Property from a Private Collection, Winnetka, Illinois

We are grateful for the research conducted by Susan Weininger, Professor Emerita, Roosevelt University. 

Provenance:
Mrs. Ruth Horwich, Chicago, until 2014

Exhibited:
Chicago, Illinois, University of Chicago, Renaissance Society, Hyde Park Collects: Hyde Park-Kenwood Centennial Exhibition, May 28 - June 15, 1962 (as Owls in Trees)
Chicago, Illinois, Hyde Park Art Center, Gertrude Abercrombie, A Retrospective Exhibition, January 28 - March 5, 1977, no. 59 (as Four Trees and erroneously catalogued as unsigned and undated)

Lot Essay:
Four Trees and Three Owls, 1950, depicts a bleak, moonlit landscape with four trees, owls in or on three of them. The artist frequently painted leafless trees and owls, as well as the moon, all of which had personal meaning. Her use of the same elements but in unique configurations contributed to the differing significance of each artwork. There are a number of compositions in which owls are situated in or on leafless trees, often with Abercrombie overseeing the scene as a director or teacher. These include, among others, Owl Trainer (School for Owls), 1945 (Private Collection), and Owl Trainer #2, 1947 (Private Collection). In the former, two small pink owls sit on the branches of the tree while a third peeks out from an opening in the trunk. Owls sometimes peer out of other enclosures, such as cracks in shells, as in Shell and Owl, 1970 (Private Collection).

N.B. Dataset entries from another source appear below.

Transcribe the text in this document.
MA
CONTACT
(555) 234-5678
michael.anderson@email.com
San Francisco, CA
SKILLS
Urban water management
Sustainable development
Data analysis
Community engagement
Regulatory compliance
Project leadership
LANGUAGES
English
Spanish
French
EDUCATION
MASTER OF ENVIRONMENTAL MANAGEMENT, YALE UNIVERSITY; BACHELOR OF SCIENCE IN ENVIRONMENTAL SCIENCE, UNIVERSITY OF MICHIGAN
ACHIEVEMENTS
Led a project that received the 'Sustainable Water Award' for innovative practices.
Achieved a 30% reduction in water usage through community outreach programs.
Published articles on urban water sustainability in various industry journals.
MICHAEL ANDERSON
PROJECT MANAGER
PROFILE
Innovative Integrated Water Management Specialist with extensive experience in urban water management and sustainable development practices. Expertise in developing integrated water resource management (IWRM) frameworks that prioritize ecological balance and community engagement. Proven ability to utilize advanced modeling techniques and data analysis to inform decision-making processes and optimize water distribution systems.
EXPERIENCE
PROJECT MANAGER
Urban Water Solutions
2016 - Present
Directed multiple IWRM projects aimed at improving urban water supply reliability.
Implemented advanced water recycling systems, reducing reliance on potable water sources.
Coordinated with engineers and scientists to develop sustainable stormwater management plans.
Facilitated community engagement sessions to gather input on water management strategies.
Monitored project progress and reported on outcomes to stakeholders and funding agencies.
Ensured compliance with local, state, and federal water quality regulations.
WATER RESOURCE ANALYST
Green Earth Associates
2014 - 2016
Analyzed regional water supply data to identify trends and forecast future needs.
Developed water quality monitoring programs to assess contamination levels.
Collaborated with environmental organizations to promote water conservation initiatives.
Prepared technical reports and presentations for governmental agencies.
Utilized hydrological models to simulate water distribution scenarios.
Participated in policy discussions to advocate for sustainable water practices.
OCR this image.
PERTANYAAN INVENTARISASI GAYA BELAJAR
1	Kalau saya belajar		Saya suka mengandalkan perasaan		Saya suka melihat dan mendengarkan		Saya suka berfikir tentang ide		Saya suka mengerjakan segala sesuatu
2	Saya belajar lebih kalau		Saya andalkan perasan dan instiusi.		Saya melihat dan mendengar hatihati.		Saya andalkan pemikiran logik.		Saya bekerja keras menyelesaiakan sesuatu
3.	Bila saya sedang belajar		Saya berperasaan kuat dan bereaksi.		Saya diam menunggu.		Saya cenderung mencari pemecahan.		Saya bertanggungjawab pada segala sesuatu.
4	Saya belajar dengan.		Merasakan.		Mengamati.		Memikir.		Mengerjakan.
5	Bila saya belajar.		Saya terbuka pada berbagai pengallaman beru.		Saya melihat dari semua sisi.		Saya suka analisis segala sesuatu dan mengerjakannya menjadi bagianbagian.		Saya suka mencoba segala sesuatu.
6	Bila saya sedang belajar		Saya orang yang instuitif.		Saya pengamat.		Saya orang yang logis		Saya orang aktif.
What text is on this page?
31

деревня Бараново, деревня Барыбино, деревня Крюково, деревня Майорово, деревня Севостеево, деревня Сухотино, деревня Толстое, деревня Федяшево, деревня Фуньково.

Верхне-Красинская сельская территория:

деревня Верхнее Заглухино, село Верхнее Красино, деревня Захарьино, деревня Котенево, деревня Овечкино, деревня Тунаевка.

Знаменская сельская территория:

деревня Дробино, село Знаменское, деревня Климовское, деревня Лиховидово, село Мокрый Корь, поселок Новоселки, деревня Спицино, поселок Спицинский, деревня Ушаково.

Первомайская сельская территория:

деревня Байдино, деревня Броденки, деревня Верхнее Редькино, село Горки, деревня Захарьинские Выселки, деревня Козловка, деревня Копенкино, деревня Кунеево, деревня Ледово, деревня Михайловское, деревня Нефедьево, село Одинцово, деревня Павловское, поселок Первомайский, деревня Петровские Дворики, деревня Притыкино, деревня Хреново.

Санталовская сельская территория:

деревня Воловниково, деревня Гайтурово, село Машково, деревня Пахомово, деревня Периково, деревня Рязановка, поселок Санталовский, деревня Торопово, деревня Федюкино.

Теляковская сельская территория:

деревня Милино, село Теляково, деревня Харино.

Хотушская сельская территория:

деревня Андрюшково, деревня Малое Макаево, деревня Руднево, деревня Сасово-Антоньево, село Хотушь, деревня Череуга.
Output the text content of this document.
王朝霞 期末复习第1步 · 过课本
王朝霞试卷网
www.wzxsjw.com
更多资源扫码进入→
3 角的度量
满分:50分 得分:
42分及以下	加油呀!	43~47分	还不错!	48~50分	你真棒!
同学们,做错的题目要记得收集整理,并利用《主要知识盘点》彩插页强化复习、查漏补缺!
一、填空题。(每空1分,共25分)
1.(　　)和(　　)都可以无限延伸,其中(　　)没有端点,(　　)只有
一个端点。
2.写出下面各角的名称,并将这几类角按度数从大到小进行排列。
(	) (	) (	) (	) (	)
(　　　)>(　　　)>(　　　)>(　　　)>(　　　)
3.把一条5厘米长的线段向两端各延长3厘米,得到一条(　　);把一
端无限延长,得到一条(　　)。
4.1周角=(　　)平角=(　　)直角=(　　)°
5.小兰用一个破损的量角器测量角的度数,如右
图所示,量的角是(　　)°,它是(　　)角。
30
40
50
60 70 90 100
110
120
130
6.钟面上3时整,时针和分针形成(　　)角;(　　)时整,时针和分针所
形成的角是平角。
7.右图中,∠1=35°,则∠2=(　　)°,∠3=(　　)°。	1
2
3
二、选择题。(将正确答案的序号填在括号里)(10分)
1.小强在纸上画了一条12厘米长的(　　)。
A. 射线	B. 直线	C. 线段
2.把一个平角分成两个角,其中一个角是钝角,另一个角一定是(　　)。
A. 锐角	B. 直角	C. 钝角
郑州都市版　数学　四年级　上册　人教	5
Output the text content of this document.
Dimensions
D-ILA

Like many of the artist’s artworks from the late 1940s and into the 1950s, this example is meticulously executed. During this time, Abercrombie’s good friend, the artist John Wilde, encouraged her to paint more carefully and with more detail. Many of her paintings from this period bear out her diligence of this advice, including Four Trees and Three Owls, which is beautifully rendered and precisely composed to produce a unified whole. Abercrombie was also enormously productive during the early 1950s. She was recently divorced and remarried to a husband who was not an ideal provider, and she was concerned with generating income for her family. As part of this effort and because of her increasing popularity, the artist was the subject of five solo exhibitions and participated in twelve group shows between 1950 and 1952.

In Four Trees and Three Owls, the figure of Abercrombie is not present, but her moon (according to her, the moon, long associated with women, was hers) and the owl, linked to wisdom as well as darkness, stand in her absence. The juxtaposition of dark, represented by the three trees to the left, and light, symbolized by the pure white tree on the right, set under the bright moon, make this point. As in other works by the artist, the ambiguity or tension between these contrasting ideas exists in a seamless whole. Likewise, the captivating owls that can be glimpsed in the trees express not only mystery and enchantment, but Abercrombie’s characteristic wittiness. This charming, magical, and exquisitely rendered image represents the pure wisdom as well as the powerful magic that the artist attributed to herself and is full of both humor and gravity.

The present artwork was originally owned by Ruth Horwich, a Hyde Park resident. She was one of the founders of Chicago’s Museum of Contemporary Art, served on the 20th Century Painting and Sculpture Committee at the Art Institute of Chicago, and was chaired on the Hyde Park Art Center’s board for forty years. She and her husband Leonard had a large and significant collection of contemporary art, including many examples by Chicago artists. The inclusion of Abercrombie’s painting in a premier art collection of the time speaks to its importance, as well as to the artist herself.